I’m continuing my study of XML and XSD’s for January, and I realize that I ended my last post a bit abruptly. I explained that I can cast an XML datatype to a SQL Server datatype, without giving a lot of background on WHY that’s important.
Understanding Types.
Without going into too much detail about type, the basic reason for specifying a type for data transformations is validity; if you are expecting integer data, and the XML provides a string, then the basic contract is broken. An XSD defines a type of data expected, and if some other type is provided, the XML is invalid.

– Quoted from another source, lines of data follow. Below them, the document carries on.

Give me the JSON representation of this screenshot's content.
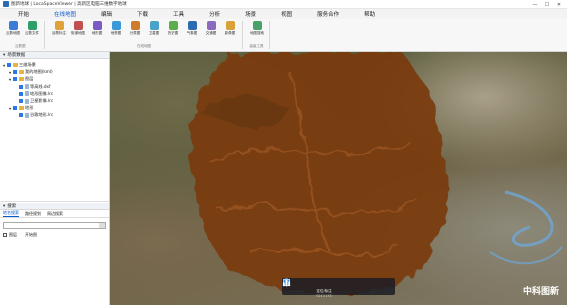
{
  "window": {
    "title": "图新地球 | LocaSpaceViewer | 高新区电脑三维数字地球"
  },
  "menu": [
    "开始",
    "在线地图",
    "编辑",
    "下载",
    "工具",
    "分析",
    "场景",
    "视图",
    "服务合作",
    "帮助"
  ],
  "ribbon": {
    "groups": [
      {
        "label": "云数据",
        "buttons": [
          "云数地图",
          "云数文件"
        ]
      },
      {
        "label": "在线地图",
        "buttons": [
          "谷歌标注",
          "街道地图",
          "地形图",
          "地势图",
          "分类图",
          "卫星图",
          "历史图",
          "气象图",
          "交通图",
          "影像图"
        ]
      },
      {
        "label": "高级工具",
        "buttons": [
          "地图搜索"
        ]
      }
    ]
  },
  "sidebar": {
    "layers_title": "场景数据",
    "tree": [
      {
        "label": "三维场景",
        "level": 0,
        "checked": true,
        "kind": "folder"
      },
      {
        "label": "我的地图(kml)",
        "level": 1,
        "checked": true,
        "kind": "folder"
      },
      {
        "label": "图层",
        "level": 1,
        "checked": true,
        "kind": "folder"
      },
      {
        "label": "等高线.dxf",
        "level": 2,
        "checked": true,
        "kind": "file"
      },
      {
        "label": "地形图像.lrc",
        "level": 2,
        "checked": true,
        "kind": "file"
      },
      {
        "label": "卫星影像.lrc",
        "level": 2,
        "checked": true,
        "kind": "file"
      },
      {
        "label": "地形",
        "level": 1,
        "checked": true,
        "kind": "folder"
      },
      {
        "label": "谷歌地形.lrc",
        "level": 2,
        "checked": true,
        "kind": "file"
      }
    ],
    "search": {
      "title": "搜索",
      "tabs": [
        "地名搜索",
        "路径规划",
        "周边搜索"
      ],
      "placeholder": "",
      "filter_label": "图层",
      "filter_option": "开始图"
    }
  },
  "map": {
    "toolbar": [
      "hand-icon",
      "pointer-icon",
      "marker-icon",
      "pen-icon",
      "square-icon",
      "chart-icon"
    ],
    "marker_label": "定位/标注",
    "marker_sub": "0211135",
    "watermark": "中科图新"
  },
  "colors": {
    "overlay": "#7a3b10",
    "accent": "#0a58ca"
  }
}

For example, run the following code:
IF NOT EXISTS ( SELECT *
FROM sys.xml_schema_collections xsc
WHERE name = 'MismatchDataType' )
CREATE XML SCHEMA COLLECTION MismatchDataType AS
'<xsd:schema xmlns:xsd="http://www.w3.org/2001/XMLSchema">
<xsd:element name="IntValue" type="xsd:integer"/>
</xsd:schema>'
GO
DECLARE @x XML(MismatchDataType)
SET @x = '<IntValue>100</IntValue>'
--SET @x = '<IntValue>String</IntValue>'
DROP XML SCHEMA COLLECTION MismatchDataType
GO
It runs fine, but if you uncomment the second SET statement (where a string value is specified), you get the following error:
Msg 6926, Level 16, State 1, Line 4
XML Validation: Invalid simple type value: ‘String’. Location: /*:IntValue[1]
What’s important to remember is that once you specify a type for an element, you may only cast that XML type to a matching SQL Server type (i.e., integer to integer, string to (n)varchar, etc.) when using the XQuery methods in SQL Server (.value(), etc.). This is easily debuggable to a seasoned database professional; if the XML type is string, and you store a value as 100, you can easily convert that to either an integer or varchar value:
SELECT @x.value('IntValue[1]', 'integer'), @x.value('IntValue[1]', 'varchar(3)')

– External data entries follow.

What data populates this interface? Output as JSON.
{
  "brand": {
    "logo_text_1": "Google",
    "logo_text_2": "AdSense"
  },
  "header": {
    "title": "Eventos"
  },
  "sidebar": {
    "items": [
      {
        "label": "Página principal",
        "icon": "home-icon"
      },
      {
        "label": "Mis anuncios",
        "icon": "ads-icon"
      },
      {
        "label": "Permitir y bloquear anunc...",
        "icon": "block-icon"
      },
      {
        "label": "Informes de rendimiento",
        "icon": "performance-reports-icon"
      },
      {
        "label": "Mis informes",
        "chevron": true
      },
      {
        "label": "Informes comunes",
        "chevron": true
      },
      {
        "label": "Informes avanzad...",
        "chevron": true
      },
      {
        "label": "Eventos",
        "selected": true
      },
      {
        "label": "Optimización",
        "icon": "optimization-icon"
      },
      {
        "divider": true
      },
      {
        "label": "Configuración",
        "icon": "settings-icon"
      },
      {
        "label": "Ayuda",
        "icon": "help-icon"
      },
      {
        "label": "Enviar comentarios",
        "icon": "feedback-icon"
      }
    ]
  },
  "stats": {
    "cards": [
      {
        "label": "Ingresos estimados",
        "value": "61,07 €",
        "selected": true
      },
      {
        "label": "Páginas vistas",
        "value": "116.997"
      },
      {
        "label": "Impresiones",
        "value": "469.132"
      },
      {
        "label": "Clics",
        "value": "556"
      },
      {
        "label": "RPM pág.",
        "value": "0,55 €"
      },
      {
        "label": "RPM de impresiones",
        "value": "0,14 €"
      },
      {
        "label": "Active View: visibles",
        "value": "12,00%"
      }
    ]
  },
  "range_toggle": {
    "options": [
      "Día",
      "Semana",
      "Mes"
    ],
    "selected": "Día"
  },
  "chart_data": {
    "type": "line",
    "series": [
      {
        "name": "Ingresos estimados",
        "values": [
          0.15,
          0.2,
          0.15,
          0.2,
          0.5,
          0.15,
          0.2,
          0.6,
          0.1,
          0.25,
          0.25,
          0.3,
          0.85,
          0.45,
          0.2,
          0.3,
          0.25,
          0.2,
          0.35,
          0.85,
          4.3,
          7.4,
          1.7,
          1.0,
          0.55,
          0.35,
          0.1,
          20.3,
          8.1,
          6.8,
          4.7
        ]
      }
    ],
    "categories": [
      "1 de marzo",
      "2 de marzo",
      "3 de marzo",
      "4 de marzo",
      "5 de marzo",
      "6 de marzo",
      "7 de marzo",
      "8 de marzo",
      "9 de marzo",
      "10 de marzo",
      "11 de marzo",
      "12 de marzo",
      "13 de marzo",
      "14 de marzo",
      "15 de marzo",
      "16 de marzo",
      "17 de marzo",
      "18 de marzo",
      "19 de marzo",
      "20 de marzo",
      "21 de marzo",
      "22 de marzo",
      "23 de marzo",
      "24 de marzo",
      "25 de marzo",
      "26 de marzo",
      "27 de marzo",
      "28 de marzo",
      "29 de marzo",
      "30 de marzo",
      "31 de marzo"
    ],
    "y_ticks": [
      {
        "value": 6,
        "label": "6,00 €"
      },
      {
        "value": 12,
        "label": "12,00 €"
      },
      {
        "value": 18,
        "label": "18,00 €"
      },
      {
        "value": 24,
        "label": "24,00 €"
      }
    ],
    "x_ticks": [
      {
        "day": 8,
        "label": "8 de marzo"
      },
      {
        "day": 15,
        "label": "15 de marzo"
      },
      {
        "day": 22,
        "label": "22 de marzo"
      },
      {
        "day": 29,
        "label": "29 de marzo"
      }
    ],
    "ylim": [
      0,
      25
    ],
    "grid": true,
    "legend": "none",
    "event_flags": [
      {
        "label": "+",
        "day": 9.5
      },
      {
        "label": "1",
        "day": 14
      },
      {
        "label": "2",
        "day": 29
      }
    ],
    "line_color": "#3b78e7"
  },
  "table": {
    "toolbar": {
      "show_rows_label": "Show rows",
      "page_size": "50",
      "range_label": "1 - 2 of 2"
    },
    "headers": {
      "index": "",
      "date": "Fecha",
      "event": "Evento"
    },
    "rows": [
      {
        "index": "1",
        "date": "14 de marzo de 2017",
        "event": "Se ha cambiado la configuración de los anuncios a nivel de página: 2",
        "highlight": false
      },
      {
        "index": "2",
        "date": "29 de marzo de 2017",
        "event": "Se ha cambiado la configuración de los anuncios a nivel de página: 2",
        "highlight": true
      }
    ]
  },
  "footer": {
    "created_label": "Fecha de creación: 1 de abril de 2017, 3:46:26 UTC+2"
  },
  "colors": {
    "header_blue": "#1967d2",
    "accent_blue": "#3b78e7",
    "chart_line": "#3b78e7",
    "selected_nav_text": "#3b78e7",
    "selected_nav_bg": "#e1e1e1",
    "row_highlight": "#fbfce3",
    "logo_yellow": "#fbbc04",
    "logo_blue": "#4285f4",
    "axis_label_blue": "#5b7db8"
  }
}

If you don’t specify a type, SQL Server can make certain assumptions regarding type conversion; however, typing your XML is one of those basic “good habits” that is foundational to application design. Knowing what to expect from your data, regardless of whether or not it’s stored in XML or a database makes troubleshooting a lot easier in the future.
Complex vs. Simple Types
The examples I’ve used so far all rely on what is known as a simple type in XML; a simple type contains no sub-elements or attributes. A complex element can contain either sub-elements or attributes. An XSD collection is especially useful when defining complex elements; the XSD allows database professionals to enforce validity in the shape of their XML, including which elements are required or not.

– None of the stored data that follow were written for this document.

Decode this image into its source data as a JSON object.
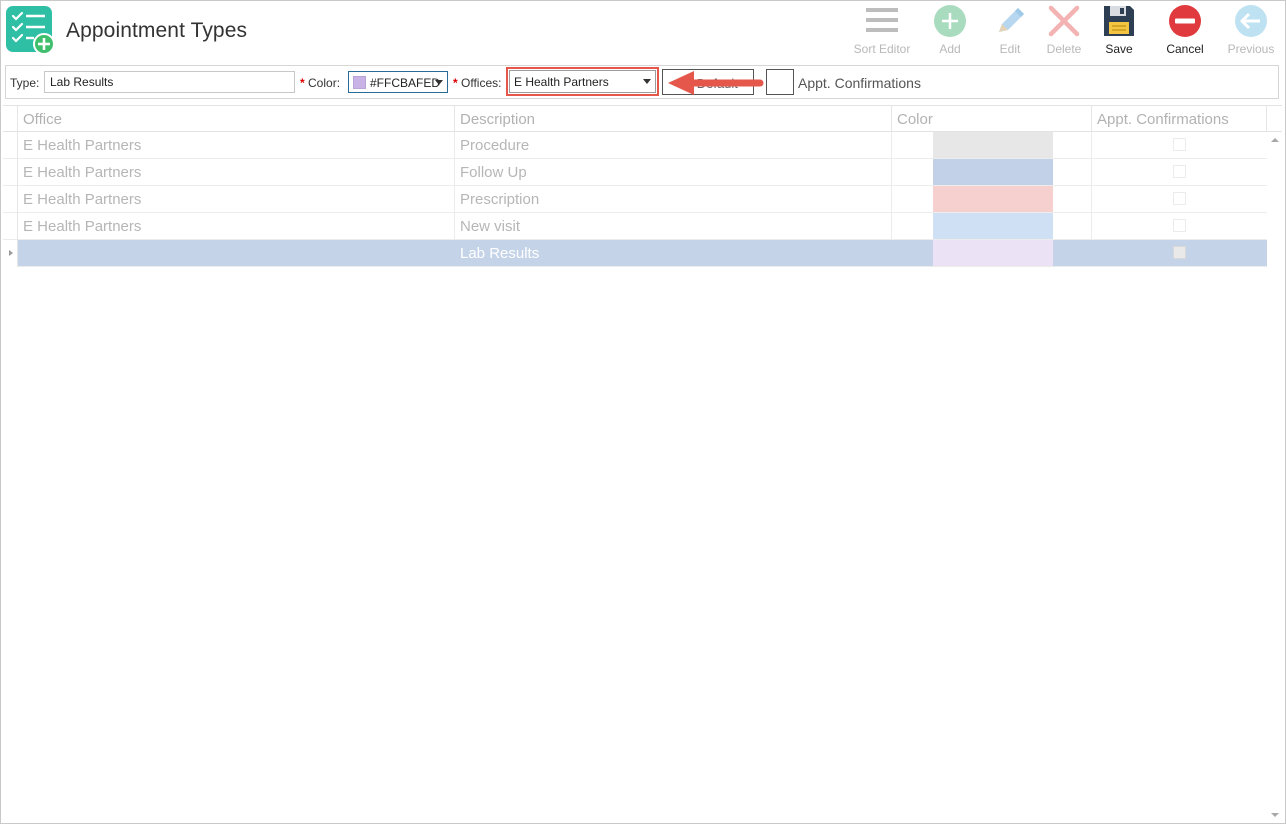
{
  "header": {
    "title": "Appointment Types"
  },
  "toolbar": {
    "sort_editor": "Sort Editor",
    "add": "Add",
    "edit": "Edit",
    "delete": "Delete",
    "save": "Save",
    "cancel": "Cancel",
    "previous": "Previous"
  },
  "form": {
    "type_label": "Type:",
    "type_value": "Lab Results",
    "color_label": "Color:",
    "color_value": "#FFCBAFED",
    "offices_label": "Offices:",
    "offices_value": "E Health Partners",
    "hidden_text": "Is Default",
    "confirmations_label": "Appt. Confirmations",
    "required_marker": "*"
  },
  "grid": {
    "columns": [
      "Office",
      "Description",
      "Color",
      "Appt. Confirmations"
    ],
    "rows": [
      {
        "office": "E Health Partners",
        "description": "Procedure",
        "color": "#e7e7e7",
        "confirm": false
      },
      {
        "office": "E Health Partners",
        "description": "Follow Up",
        "color": "#c2d1e8",
        "confirm": false
      },
      {
        "office": "E Health Partners",
        "description": "Prescription",
        "color": "#f6cfcf",
        "confirm": false
      },
      {
        "office": "E Health Partners",
        "description": "New visit",
        "color": "#cfdff4",
        "confirm": false
      },
      {
        "office": "",
        "description": "Lab Results",
        "color": "#ebe2f6",
        "confirm": false,
        "selected": true
      }
    ]
  },
  "colors": {
    "accent_red": "#e4574a",
    "selected_row": "#c4d3e8",
    "app_icon": "#2fbfa5"
  }
}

Most of the examples I’ve used so far have been simple elements, but a complex element enforced via an XSD would look something like (apologies for the formatting):
CREATE XML SCHEMA COLLECTION XMLSample AS
'<xsd:schema xmlns:xsd="http://www.w3.org/2001/XMLSchema">
<xsd:element name="Parent">
<xsd:complexType>
<xsd:sequence>
<xsd:element name="Child" type="xsd:string"/>
</xsd:sequence>
</xsd:complexType>
</xsd:element>
</xsd:schema>'
GO
In essence, a complex type is the heart of a strongly-typed XML document; one of the major benefits of XML is the ability to encapsulate hierarchical data, and a complex type enforces the relationship between the elements (and attributes) encapsulated in that hierarchy much like foreign keys do for a relational database. The presence or absence of elements in the data when compared to the XSD validate the nature of the dataset.
A stopping point…
Unfortunately for you, I need to stop at this point. I promised myself to learn something new every month, and I feel like I have. However, there’s so much more to learn about this topic, and I’ve simply run out of time. I debated about spending a few more weeks on this, but then realized that I need to move on (I can always return to it in a few months) in order to stay energized about learning something new. When I do return to this topic, I’ll be sure to post a few summary links to keep everything related.